EPA’s proposed rule seeks to “rapidly phase down” the manufacturing, processing, and distribution of methylene chloride for consumer use, as well as most industrial and commercial uses. The phase down is expected to be completed within 15 months of the effective date of the final rule. EPA’s analysis indicates that alternative products with similar cost and effectiveness to methylene chloride are generally available for most of the that the Agency intends to prohibit.
According to EPA, methylene chloride poses an unreasonable health risk, without considering costs or other non-risk factors, including an unreasonable risk to potentially exposed or vulnerable subpopulations identified as relevant in the 2020 methylene chloride risk evaluation, under specific conditions of use (“COU”). (EPA defines COU as the circumstances in which a chemical substance is intended, known, or reasonably foreseen to be manufactured, processed, distributed in commerce, used, or disposed of.) To address the unreasonable risk, EPA proposes the following restrictions:
- Prohibit the manufacture, processing, and distribution of methylene chloride for all consumer use.
- Prohibit most industrial and commercial uses of methylene chloride.
- Enforce a workplace chemical protection program (“WCPP”) that includes inhalation exposure concentration limits, workplace exposure monitoring, and exposure controls for ten specific conditions of use of methylene chloride.
- Require recordkeeping and downstream notification requirements for the manufacturing, processing, and distribution of methylene chloride in commerce.
The rule does provide an exemption to the prohibition on industrial uses for ten years for civilian aviation uses to prevent significant disruptions to critical infrastructure. This exemption will be subject to conditions such as compliance with the WCPP. An exemption is also provided for emergency use of methylene chloride in support of the National Aeronautics and Space Administration’s mission. The exemption is limited to specific critical or essential conditions when no technically and economically feasible safer alternatives are available. This exemption will also require compliance with the WCPP. It too is time-limited to ten years.

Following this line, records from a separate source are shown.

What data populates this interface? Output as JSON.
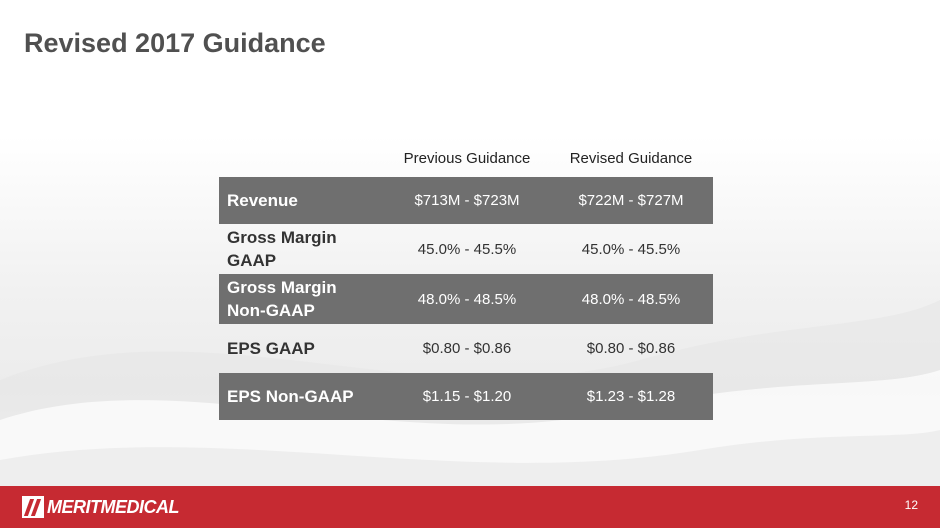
{
  "slide": {
    "title": "Revised 2017 Guidance",
    "page_number": "12"
  },
  "table": {
    "headers": [
      "Previous Guidance",
      "Revised Guidance"
    ],
    "rows": [
      {
        "label": "Revenue",
        "previous": "$713M - $723M",
        "revised": "$722M - $727M"
      },
      {
        "label_line1": "Gross Margin",
        "label_line2": "GAAP",
        "previous": "45.0% - 45.5%",
        "revised": "45.0% - 45.5%"
      },
      {
        "label_line1": "Gross Margin",
        "label_line2": "Non-GAAP",
        "previous": "48.0% - 48.5%",
        "revised": "48.0% - 48.5%"
      },
      {
        "label": "EPS GAAP",
        "previous": "$0.80 - $0.86",
        "revised": "$0.80 - $0.86"
      },
      {
        "label": "EPS Non-GAAP",
        "previous": "$1.15 - $1.20",
        "revised": "$1.23 - $1.28"
      }
    ]
  },
  "footer": {
    "logo_text": "MERITMEDICAL",
    "brand_color": "#c62a32"
  },
  "colors": {
    "row_dark": "#6f6f6f",
    "title": "#505050"
  }
}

EPA clarified that all COUs of methylene chloride under TSCA (except its use in consumer paint and coating removers, which was previously addressed under TSCA Section 6) will be covered by this proposal.

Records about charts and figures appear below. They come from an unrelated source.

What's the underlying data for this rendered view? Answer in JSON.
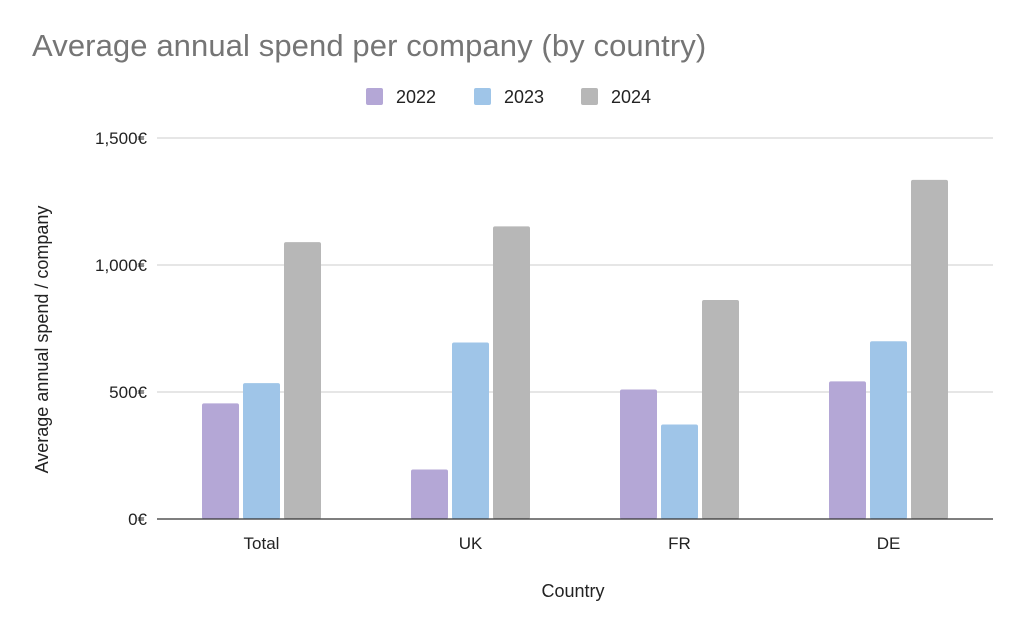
{
  "chart_data": {
    "type": "bar",
    "title": "Average annual spend per company (by country)",
    "xlabel": "Country",
    "ylabel": "Average annual spend / company",
    "categories": [
      "Total",
      "UK",
      "FR",
      "DE"
    ],
    "series": [
      {
        "name": "2022",
        "color": "#b4a7d6",
        "values": [
          455,
          195,
          510,
          542
        ]
      },
      {
        "name": "2023",
        "color": "#9fc5e8",
        "values": [
          535,
          695,
          372,
          700
        ]
      },
      {
        "name": "2024",
        "color": "#b7b7b7",
        "values": [
          1090,
          1152,
          862,
          1335
        ]
      }
    ],
    "yticks": [
      "0€",
      "500€",
      "1,000€",
      "1,500€"
    ],
    "ylim": [
      0,
      1500
    ],
    "grid": true,
    "legend_position": "top-center"
  }
}
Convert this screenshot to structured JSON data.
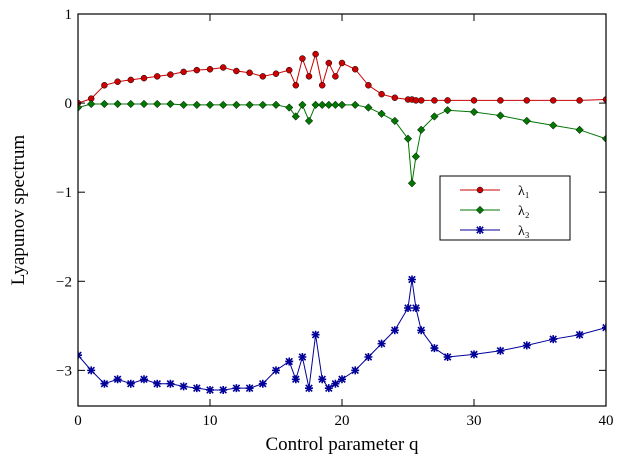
{
  "chart_data": {
    "type": "line",
    "xlabel": "Control parameter q",
    "ylabel": "Lyapunov spectrum",
    "xlim": [
      0,
      40
    ],
    "ylim": [
      -3.4,
      1
    ],
    "xticks": [
      "0",
      "10",
      "20",
      "30",
      "40"
    ],
    "yticks": [
      "1",
      "0",
      "−1",
      "−2",
      "−3"
    ],
    "grid": false,
    "legend_position": "center-right",
    "x": [
      0.0,
      1.0,
      2.0,
      3.0,
      4.0,
      5.0,
      6.0,
      7.0,
      8.0,
      9.0,
      10.0,
      11.0,
      12.0,
      13.0,
      14.0,
      15.0,
      16.0,
      16.5,
      17.0,
      17.5,
      18.0,
      18.5,
      19.0,
      19.5,
      20.0,
      21.0,
      22.0,
      23.0,
      24.0,
      25.0,
      25.3,
      25.6,
      26.0,
      27.0,
      28.0,
      30.0,
      32.0,
      34.0,
      36.0,
      38.0,
      40.0
    ],
    "series": [
      {
        "name": "λ₁",
        "color": "#cc0000",
        "marker": "circle",
        "values": [
          0.0,
          0.05,
          0.2,
          0.24,
          0.26,
          0.28,
          0.3,
          0.32,
          0.35,
          0.37,
          0.38,
          0.4,
          0.36,
          0.34,
          0.3,
          0.33,
          0.37,
          0.2,
          0.5,
          0.3,
          0.55,
          0.2,
          0.45,
          0.3,
          0.45,
          0.38,
          0.2,
          0.1,
          0.06,
          0.04,
          0.04,
          0.03,
          0.03,
          0.03,
          0.03,
          0.03,
          0.03,
          0.03,
          0.03,
          0.03,
          0.04
        ]
      },
      {
        "name": "λ₂",
        "color": "#007700",
        "marker": "diamond",
        "values": [
          -0.05,
          -0.01,
          -0.01,
          -0.01,
          -0.01,
          -0.01,
          -0.01,
          -0.01,
          -0.02,
          -0.02,
          -0.02,
          -0.02,
          -0.02,
          -0.02,
          -0.02,
          -0.02,
          -0.05,
          -0.15,
          -0.02,
          -0.2,
          -0.02,
          -0.02,
          -0.02,
          -0.02,
          -0.02,
          -0.02,
          -0.05,
          -0.12,
          -0.2,
          -0.4,
          -0.9,
          -0.6,
          -0.3,
          -0.15,
          -0.08,
          -0.1,
          -0.14,
          -0.2,
          -0.25,
          -0.3,
          -0.4
        ]
      },
      {
        "name": "λ₃",
        "color": "#000099",
        "marker": "star",
        "values": [
          -2.83,
          -3.0,
          -3.15,
          -3.1,
          -3.15,
          -3.1,
          -3.15,
          -3.15,
          -3.18,
          -3.2,
          -3.22,
          -3.22,
          -3.2,
          -3.2,
          -3.15,
          -3.0,
          -2.9,
          -3.1,
          -2.85,
          -3.2,
          -2.6,
          -3.1,
          -3.2,
          -3.15,
          -3.1,
          -3.0,
          -2.85,
          -2.7,
          -2.55,
          -2.3,
          -1.98,
          -2.3,
          -2.55,
          -2.75,
          -2.85,
          -2.82,
          -2.78,
          -2.72,
          -2.65,
          -2.6,
          -2.52
        ]
      }
    ]
  }
}
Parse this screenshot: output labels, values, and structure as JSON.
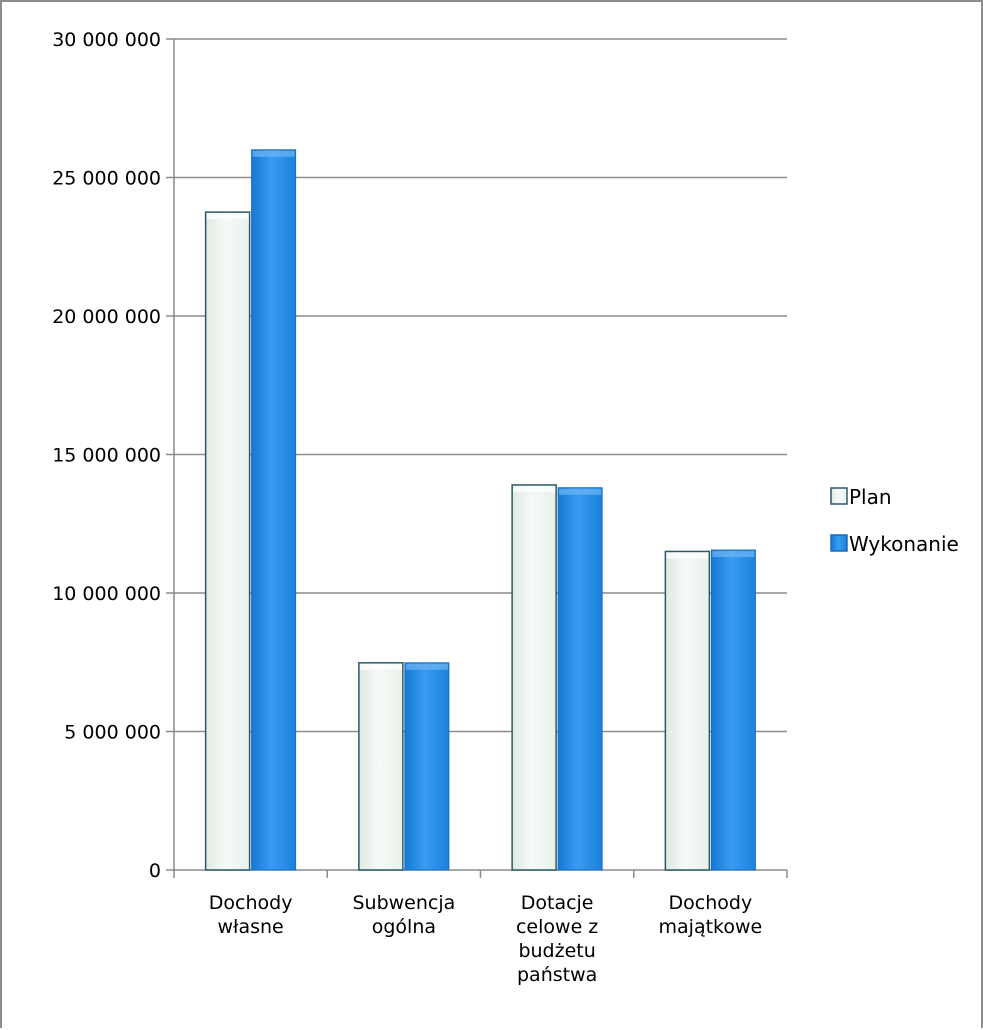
{
  "chart_data": {
    "type": "bar",
    "title": "",
    "xlabel": "",
    "ylabel": "",
    "categories": [
      [
        "Dochody",
        "własne"
      ],
      [
        "Subwencja",
        "ogólna"
      ],
      [
        "Dotacje",
        "celowe z",
        "budżetu",
        "państwa"
      ],
      [
        "Dochody",
        "majątkowe"
      ]
    ],
    "series": [
      {
        "name": "Plan",
        "values": [
          23750000,
          7480000,
          13900000,
          11500000
        ],
        "color": "#eef4ef"
      },
      {
        "name": "Wykonanie",
        "values": [
          26000000,
          7480000,
          13800000,
          11550000
        ],
        "color": "#2c8de0"
      }
    ],
    "ylim": [
      0,
      30000000
    ],
    "yticks": [
      {
        "value": 0,
        "label": "0"
      },
      {
        "value": 5000000,
        "label": "5 000 000"
      },
      {
        "value": 10000000,
        "label": "10 000 000"
      },
      {
        "value": 15000000,
        "label": "15 000 000"
      },
      {
        "value": 20000000,
        "label": "20 000 000"
      },
      {
        "value": 25000000,
        "label": "25 000 000"
      },
      {
        "value": 30000000,
        "label": "30 000 000"
      }
    ],
    "grid": true,
    "legend_position": "right"
  }
}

Regarding the WCPP for methylene chloride, EPA’s press release states that the agency collaborated with the Occupational Safety and Health Administration (OSHA) during the development of the proposed rule, taking into account existing OSHA requirements to ensure comprehensive worker protections. The Agency asserts that the proposed risk-based limits are based on up-to-date data and fulfill the TSCA mandate to eliminate unreasonable risks. If the rule is finalized, employers would have one year to comply with the WCPP and would be obligated to periodically monitor the workplace to ensure that workers are not exposed to methylene chloride at levels that pose an unreasonable risk.
In the Federal Register notice, EPA particularly requested comments on the feasibility and effectiveness of the proposed worker protection requirements from parties that would be responsible for implementing the program. (The comment period closed on July 3.) Additionally, EPA hosted a public webinar on June 7 to present overview of the proposed regulatory action and provide an opportunity for participation in discussion on the proposed WCCP. Materials from the webinar are available on EPA’s website.